Social Security Number Trace

Social Security Number Trace

Social Security Number Trace

A Social Security number trace is a search to identify addresses and other pertinent information associated with a specific Social Security number (SSN).

A Social Security number trace makes use of "credit header" information, the non-confidential top portion of an individual’s credit history. While actual credit reports are protected by privacy laws requiring a release from any subject on whom we report, this portion of the information is available to us, and, ultimately, to you. Each time a person uses a Social Security number (applies for a job, applies for loans, rents an apartment, etc.), the address associated with each transaction is tracked and becomes part of an address history. That can be very valuable in determining where and how far back record searches should be conducted, by establishing the jurisdictions and time frames in which a subject resided or, in some instances, worked.

The first three digits of any number (123-XX-XXXX) issued by the Social Security Administration identify the specific state where it was issued. For example, Social Security numbers with the first three digits in the 001 to 003 range were issued in New Hampshire. If an individual claims to have had a Social Security number issued in New Hampshire, but the Social Security number is 766-XX-XXXX, dishonesty is indicated.

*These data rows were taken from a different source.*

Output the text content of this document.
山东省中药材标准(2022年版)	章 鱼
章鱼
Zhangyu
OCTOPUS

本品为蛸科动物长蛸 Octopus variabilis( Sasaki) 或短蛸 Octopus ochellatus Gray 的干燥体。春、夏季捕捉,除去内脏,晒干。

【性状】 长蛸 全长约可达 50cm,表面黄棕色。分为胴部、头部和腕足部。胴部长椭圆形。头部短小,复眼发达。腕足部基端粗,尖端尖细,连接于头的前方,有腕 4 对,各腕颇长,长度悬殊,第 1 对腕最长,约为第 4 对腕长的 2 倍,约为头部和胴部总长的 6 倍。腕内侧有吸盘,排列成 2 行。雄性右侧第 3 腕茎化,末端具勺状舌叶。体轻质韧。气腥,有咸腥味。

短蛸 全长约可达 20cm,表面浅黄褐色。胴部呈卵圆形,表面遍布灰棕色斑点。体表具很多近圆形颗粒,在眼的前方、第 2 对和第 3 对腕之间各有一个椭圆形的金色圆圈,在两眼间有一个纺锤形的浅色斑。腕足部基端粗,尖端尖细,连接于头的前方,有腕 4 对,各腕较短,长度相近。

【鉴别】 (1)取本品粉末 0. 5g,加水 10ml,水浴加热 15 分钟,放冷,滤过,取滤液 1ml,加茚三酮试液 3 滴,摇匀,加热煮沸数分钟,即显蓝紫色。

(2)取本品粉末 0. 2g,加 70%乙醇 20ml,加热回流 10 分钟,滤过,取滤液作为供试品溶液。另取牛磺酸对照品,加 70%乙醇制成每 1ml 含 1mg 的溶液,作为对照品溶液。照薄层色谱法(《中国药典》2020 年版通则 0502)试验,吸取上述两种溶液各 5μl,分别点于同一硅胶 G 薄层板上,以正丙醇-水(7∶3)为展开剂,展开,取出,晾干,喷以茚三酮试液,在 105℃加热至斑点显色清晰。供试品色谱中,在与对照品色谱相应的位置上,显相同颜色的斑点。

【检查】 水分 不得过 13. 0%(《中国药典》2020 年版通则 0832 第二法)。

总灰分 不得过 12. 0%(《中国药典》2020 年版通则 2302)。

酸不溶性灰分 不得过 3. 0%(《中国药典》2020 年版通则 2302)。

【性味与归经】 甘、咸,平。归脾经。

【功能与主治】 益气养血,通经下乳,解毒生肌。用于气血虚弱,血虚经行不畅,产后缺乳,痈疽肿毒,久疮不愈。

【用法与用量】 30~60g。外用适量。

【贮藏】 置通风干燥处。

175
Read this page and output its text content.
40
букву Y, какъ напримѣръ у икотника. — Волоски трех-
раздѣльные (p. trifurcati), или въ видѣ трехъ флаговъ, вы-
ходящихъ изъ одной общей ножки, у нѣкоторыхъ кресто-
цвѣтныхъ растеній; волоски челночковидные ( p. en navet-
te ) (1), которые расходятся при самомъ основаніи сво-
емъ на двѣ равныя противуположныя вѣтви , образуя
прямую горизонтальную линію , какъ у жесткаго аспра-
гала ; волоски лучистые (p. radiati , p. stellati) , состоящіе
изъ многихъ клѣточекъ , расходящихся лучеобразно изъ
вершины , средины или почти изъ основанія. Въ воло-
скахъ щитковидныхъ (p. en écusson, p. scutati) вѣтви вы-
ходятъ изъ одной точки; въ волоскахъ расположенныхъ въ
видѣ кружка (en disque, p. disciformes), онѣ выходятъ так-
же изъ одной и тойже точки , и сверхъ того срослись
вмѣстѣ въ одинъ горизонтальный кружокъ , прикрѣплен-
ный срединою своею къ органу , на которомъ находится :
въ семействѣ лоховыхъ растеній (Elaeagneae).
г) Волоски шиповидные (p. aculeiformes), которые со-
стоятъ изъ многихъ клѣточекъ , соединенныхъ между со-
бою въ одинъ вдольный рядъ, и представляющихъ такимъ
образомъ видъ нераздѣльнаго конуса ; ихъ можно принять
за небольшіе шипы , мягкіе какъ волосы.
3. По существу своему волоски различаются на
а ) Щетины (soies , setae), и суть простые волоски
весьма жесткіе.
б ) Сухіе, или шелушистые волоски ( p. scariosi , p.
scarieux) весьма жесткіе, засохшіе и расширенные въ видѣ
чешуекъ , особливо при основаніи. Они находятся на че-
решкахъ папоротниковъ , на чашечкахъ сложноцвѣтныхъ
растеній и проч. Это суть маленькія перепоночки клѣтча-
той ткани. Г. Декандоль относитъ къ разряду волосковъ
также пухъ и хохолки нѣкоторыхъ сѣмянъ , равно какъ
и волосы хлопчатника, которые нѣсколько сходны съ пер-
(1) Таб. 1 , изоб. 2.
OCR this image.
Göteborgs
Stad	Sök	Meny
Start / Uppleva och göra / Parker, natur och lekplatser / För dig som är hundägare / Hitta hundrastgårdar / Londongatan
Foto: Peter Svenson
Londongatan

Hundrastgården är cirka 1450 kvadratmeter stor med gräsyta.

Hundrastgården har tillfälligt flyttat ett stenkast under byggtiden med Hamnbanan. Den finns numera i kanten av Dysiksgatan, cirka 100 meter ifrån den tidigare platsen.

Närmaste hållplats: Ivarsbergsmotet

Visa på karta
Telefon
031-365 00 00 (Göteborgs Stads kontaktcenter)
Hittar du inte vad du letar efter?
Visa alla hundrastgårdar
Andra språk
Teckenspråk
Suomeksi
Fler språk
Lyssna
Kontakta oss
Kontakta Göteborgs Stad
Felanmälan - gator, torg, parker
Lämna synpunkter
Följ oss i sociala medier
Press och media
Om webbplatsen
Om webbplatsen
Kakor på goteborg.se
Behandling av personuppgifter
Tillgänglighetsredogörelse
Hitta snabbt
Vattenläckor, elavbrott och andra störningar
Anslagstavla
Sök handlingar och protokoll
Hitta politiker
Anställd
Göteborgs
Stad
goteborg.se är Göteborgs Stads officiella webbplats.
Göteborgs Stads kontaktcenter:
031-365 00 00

A Social Security number trace also identifies the SSN’s year of issuance. This can be very useful in determining whether an individual is likely using a false Social Security number or one actually issued to a different individual. For example, if a Social Security number trace is run on the SSN of a twenty-two year old individual, and the trace reveals the SSN was issued in 1945, fraud is likely. At that point, we would recommend Social Security Number Verification Service.

Other useful information that can be obtained from a SSN trace include other names associated with the SSN (i.e. Aliases used by the subject, such as Bob Smith instead of Robert Smith), as well as other individuals associated with the SSN. This is extremely useful in determining whether someone’s identity has been compromised or stolen and whether any other individuals are fraudulently using the same Social Security number. Names of additional family members often surface, too.